According to the MTA (and the commuter railroad industry), a train that arrives within five minutes and 59 seconds of its scheduled arrival time is still not late. But an official advisory council says the MTA should set a higher standard than that, and change to a two minute window for the commuter trains. In a new report [pdf], the Permanent Citizens Advisory Committee to the MTA [PCAC] looks at the MTA's online metrics, and finds them wanting:
The problem for riders of both railroads [LIRR and Metro North] is that the standard OTP [On Time Performance] measurement is still unable to capture the true passenger experience. It does not reflect the number of passengers that were delayed each day, or how long they were delayed. It does not reveal how frequently passengers were asked to disembark from a terminated train midway during a trip, nor does it describe the crowding and discomfort they experience as a result.

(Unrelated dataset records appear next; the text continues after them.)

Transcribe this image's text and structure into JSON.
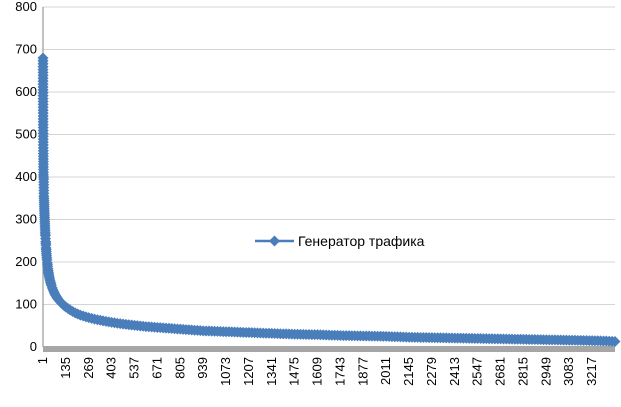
{
  "chart_data": {
    "type": "line",
    "marker": "diamond",
    "color": "#4a7ebb",
    "grid": true,
    "legend_position": "center-right",
    "ylim": [
      0,
      800
    ],
    "y_ticks": [
      0,
      100,
      200,
      300,
      400,
      500,
      600,
      700,
      800
    ],
    "xlim": [
      1,
      3351
    ],
    "x_tick_labels": [
      "1",
      "135",
      "269",
      "403",
      "537",
      "671",
      "805",
      "939",
      "1073",
      "1207",
      "1341",
      "1475",
      "1609",
      "1743",
      "1877",
      "2011",
      "2145",
      "2279",
      "2413",
      "2547",
      "2681",
      "2815",
      "2949",
      "3083",
      "3217"
    ],
    "series": [
      {
        "name": "Генератор трафика",
        "x": [
          1,
          2,
          3,
          4,
          5,
          6,
          7,
          8,
          9,
          10,
          11,
          12,
          13,
          14,
          15,
          16,
          17,
          18,
          19,
          20,
          22,
          24,
          26,
          28,
          30,
          33,
          36,
          40,
          45,
          50,
          55,
          60,
          70,
          80,
          90,
          100,
          120,
          135,
          160,
          190,
          220,
          269,
          320,
          403,
          470,
          537,
          604,
          671,
          738,
          805,
          872,
          939,
          1006,
          1073,
          1207,
          1341,
          1475,
          1609,
          1743,
          1877,
          2011,
          2145,
          2279,
          2413,
          2547,
          2681,
          2815,
          2949,
          3083,
          3217,
          3300,
          3351
        ],
        "y": [
          680,
          530,
          455,
          405,
          395,
          355,
          345,
          335,
          320,
          310,
          300,
          290,
          280,
          270,
          262,
          255,
          248,
          240,
          233,
          225,
          215,
          205,
          198,
          190,
          184,
          176,
          168,
          160,
          152,
          145,
          139,
          134,
          125,
          118,
          112,
          107,
          99,
          94,
          87,
          80,
          75,
          69,
          64,
          58,
          54,
          51,
          48,
          46,
          44,
          42,
          40,
          38,
          37,
          36,
          34,
          32,
          30,
          29,
          27,
          26,
          25,
          23,
          22,
          21,
          20,
          19,
          18,
          17,
          16,
          15,
          14,
          13
        ]
      }
    ]
  }
}
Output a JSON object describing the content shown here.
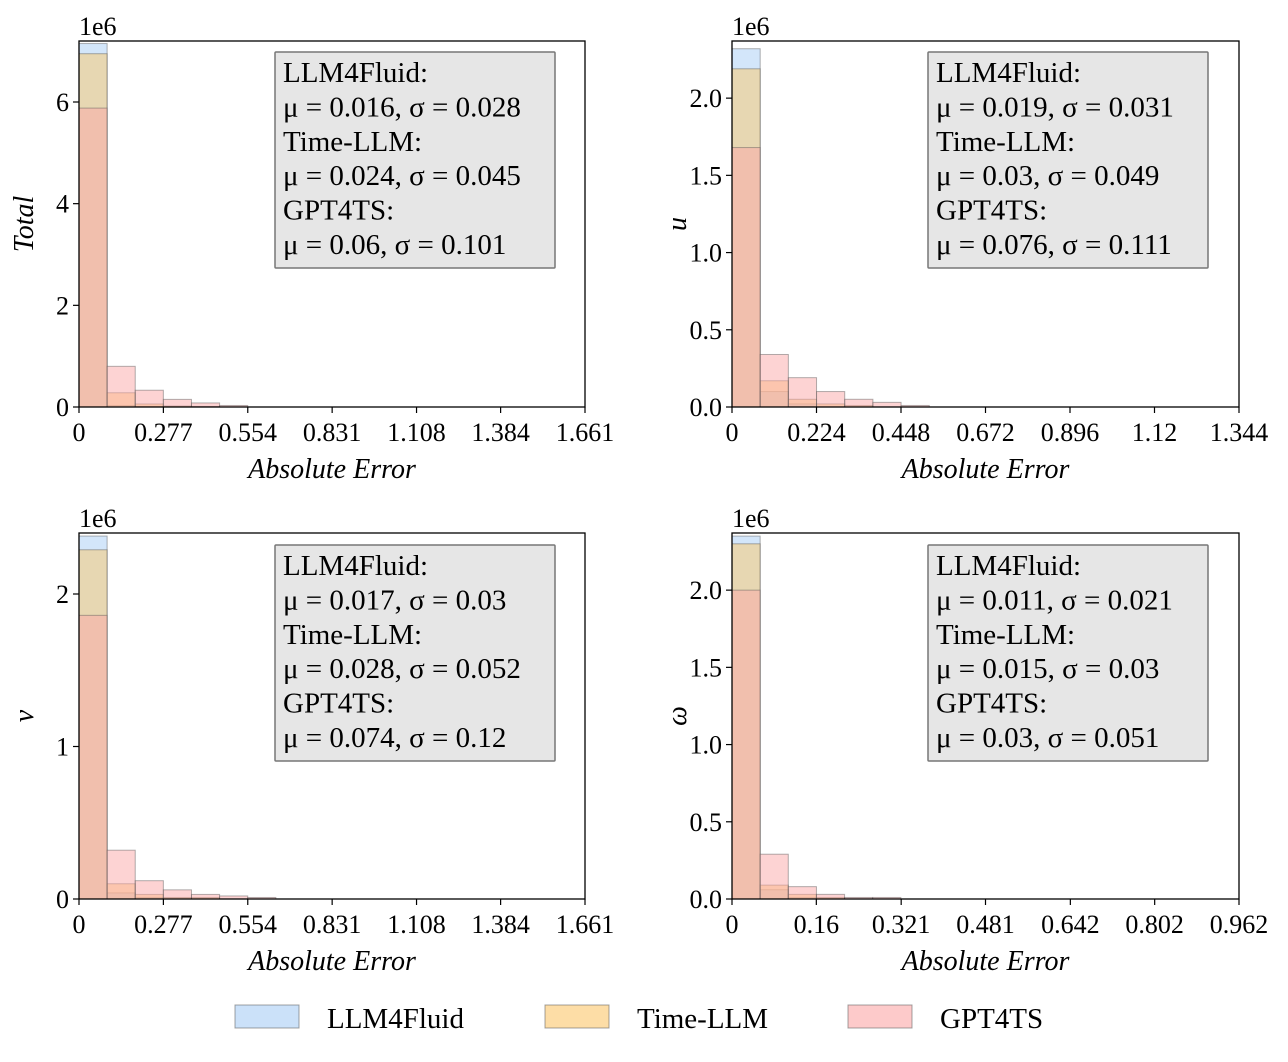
{
  "legend": {
    "entries": [
      {
        "name": "LLM4Fluid",
        "color": "#a8cdf5"
      },
      {
        "name": "Time-LLM",
        "color": "#fbc76a"
      },
      {
        "name": "GPT4TS",
        "color": "#fca7a7"
      }
    ],
    "placement": "bottom-center"
  },
  "chart_data": [
    {
      "type": "bar",
      "ylabel": "Total",
      "xlabel": "Absolute Error",
      "y_multiplier_label": "1e6",
      "xlim": [
        0,
        1.661
      ],
      "ylim": [
        0,
        7.2
      ],
      "bin_width": 0.0923,
      "x_ticks": [
        0,
        0.277,
        0.554,
        0.831,
        1.108,
        1.384,
        1.661
      ],
      "x_tick_labels": [
        "0",
        "0.277",
        "0.554",
        "0.831",
        "1.108",
        "1.384",
        "1.661"
      ],
      "y_ticks": [
        0,
        2,
        4,
        6
      ],
      "y_tick_labels": [
        "0",
        "2",
        "4",
        "6"
      ],
      "series": [
        {
          "name": "LLM4Fluid",
          "values": [
            7.15,
            0.03,
            0.01,
            0,
            0,
            0
          ]
        },
        {
          "name": "Time-LLM",
          "values": [
            6.95,
            0.28,
            0.06,
            0.02,
            0.01,
            0
          ]
        },
        {
          "name": "GPT4TS",
          "values": [
            5.88,
            0.8,
            0.33,
            0.15,
            0.08,
            0.03
          ]
        }
      ],
      "stats": [
        {
          "label": "LLM4Fluid:",
          "value": "μ = 0.016, σ = 0.028"
        },
        {
          "label": "Time-LLM:",
          "value": "μ = 0.024, σ = 0.045"
        },
        {
          "label": "GPT4TS:",
          "value": "μ = 0.06, σ = 0.101"
        }
      ]
    },
    {
      "type": "bar",
      "ylabel": "u",
      "xlabel": "Absolute Error",
      "y_multiplier_label": "1e6",
      "xlim": [
        0,
        1.344
      ],
      "ylim": [
        0,
        2.37
      ],
      "bin_width": 0.0747,
      "x_ticks": [
        0,
        0.224,
        0.448,
        0.672,
        0.896,
        1.12,
        1.344
      ],
      "x_tick_labels": [
        "0",
        "0.224",
        "0.448",
        "0.672",
        "0.896",
        "1.12",
        "1.344"
      ],
      "y_ticks": [
        0,
        0.5,
        1.0,
        1.5,
        2.0
      ],
      "y_tick_labels": [
        "0.0",
        "0.5",
        "1.0",
        "1.5",
        "2.0"
      ],
      "series": [
        {
          "name": "LLM4Fluid",
          "values": [
            2.32,
            0.1,
            0.02,
            0,
            0,
            0,
            0
          ]
        },
        {
          "name": "Time-LLM",
          "values": [
            2.19,
            0.17,
            0.05,
            0.02,
            0.01,
            0,
            0
          ]
        },
        {
          "name": "GPT4TS",
          "values": [
            1.68,
            0.34,
            0.19,
            0.1,
            0.05,
            0.03,
            0.01
          ]
        }
      ],
      "stats": [
        {
          "label": "LLM4Fluid:",
          "value": "μ = 0.019, σ = 0.031"
        },
        {
          "label": "Time-LLM:",
          "value": "μ = 0.03, σ = 0.049"
        },
        {
          "label": "GPT4TS:",
          "value": "μ = 0.076, σ = 0.111"
        }
      ]
    },
    {
      "type": "bar",
      "ylabel": "v",
      "xlabel": "Absolute Error",
      "y_multiplier_label": "1e6",
      "xlim": [
        0,
        1.661
      ],
      "ylim": [
        0,
        2.4
      ],
      "bin_width": 0.0923,
      "x_ticks": [
        0,
        0.277,
        0.554,
        0.831,
        1.108,
        1.384,
        1.661
      ],
      "x_tick_labels": [
        "0",
        "0.277",
        "0.554",
        "0.831",
        "1.108",
        "1.384",
        "1.661"
      ],
      "y_ticks": [
        0,
        1,
        2
      ],
      "y_tick_labels": [
        "0",
        "1",
        "2"
      ],
      "series": [
        {
          "name": "LLM4Fluid",
          "values": [
            2.38,
            0.04,
            0.01,
            0,
            0,
            0,
            0
          ]
        },
        {
          "name": "Time-LLM",
          "values": [
            2.29,
            0.1,
            0.03,
            0.01,
            0.01,
            0,
            0
          ]
        },
        {
          "name": "GPT4TS",
          "values": [
            1.86,
            0.32,
            0.12,
            0.06,
            0.03,
            0.02,
            0.01
          ]
        }
      ],
      "stats": [
        {
          "label": "LLM4Fluid:",
          "value": "μ = 0.017, σ = 0.03"
        },
        {
          "label": "Time-LLM:",
          "value": "μ = 0.028, σ = 0.052"
        },
        {
          "label": "GPT4TS:",
          "value": "μ = 0.074, σ = 0.12"
        }
      ]
    },
    {
      "type": "bar",
      "ylabel": "ω",
      "xlabel": "Absolute Error",
      "y_multiplier_label": "1e6",
      "xlim": [
        0,
        0.962
      ],
      "ylim": [
        0,
        2.37
      ],
      "bin_width": 0.0534,
      "x_ticks": [
        0,
        0.16,
        0.321,
        0.481,
        0.642,
        0.802,
        0.962
      ],
      "x_tick_labels": [
        "0",
        "0.16",
        "0.321",
        "0.481",
        "0.642",
        "0.802",
        "0.962"
      ],
      "y_ticks": [
        0,
        0.5,
        1.0,
        1.5,
        2.0
      ],
      "y_tick_labels": [
        "0.0",
        "0.5",
        "1.0",
        "1.5",
        "2.0"
      ],
      "series": [
        {
          "name": "LLM4Fluid",
          "values": [
            2.35,
            0.06,
            0.01,
            0,
            0,
            0
          ]
        },
        {
          "name": "Time-LLM",
          "values": [
            2.3,
            0.09,
            0.03,
            0.01,
            0,
            0
          ]
        },
        {
          "name": "GPT4TS",
          "values": [
            2.0,
            0.29,
            0.08,
            0.03,
            0.01,
            0.01
          ]
        }
      ],
      "stats": [
        {
          "label": "LLM4Fluid:",
          "value": "μ = 0.011, σ = 0.021"
        },
        {
          "label": "Time-LLM:",
          "value": "μ = 0.015, σ = 0.03"
        },
        {
          "label": "GPT4TS:",
          "value": "μ = 0.03, σ = 0.051"
        }
      ]
    }
  ]
}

The LIRR, percentage-wise, has more terminated and canceled trains and more trains over 15 minutes late compared to Metro North.
The report concludes that the MTA does provide "some of the most transparent and detailed operational metrics among U.S. transit agencies; and this information is readily available on the MTA website... No major commuter railroad comes close to their level of operational performance disclosure, especially with the recent addition of metrics on delayed and canceled trains in Board materials and on the website... Yet, a true passenger based on-time metric still eludes the MTA." After reviewing the report, MTA spokesman Aaron Donovan told us, "We are continually working to improve our metrics to provide the most transparent and helpful information for our customers."
But today some LIRR customers want more than just transparency—they want a refund for yesterday morning's ice storm service. WCBS reports that there was "nearly a revolt on the LIRR, as express trains passed right by many passengers-in-waiting without stopping, and many local trains were packed so full that people couldn’t squeeze in." The problem was that the LIRR ran on a weekend schedule, running half the usual number of trains during the morning rush hour, so that the anti-freeze de-icing trains could keep the third rail from freezing. But despite the weekend schedule, commuters still paid the peak fares. "We hate the Long Island Railroad," one commuter declared in no uncertain terms.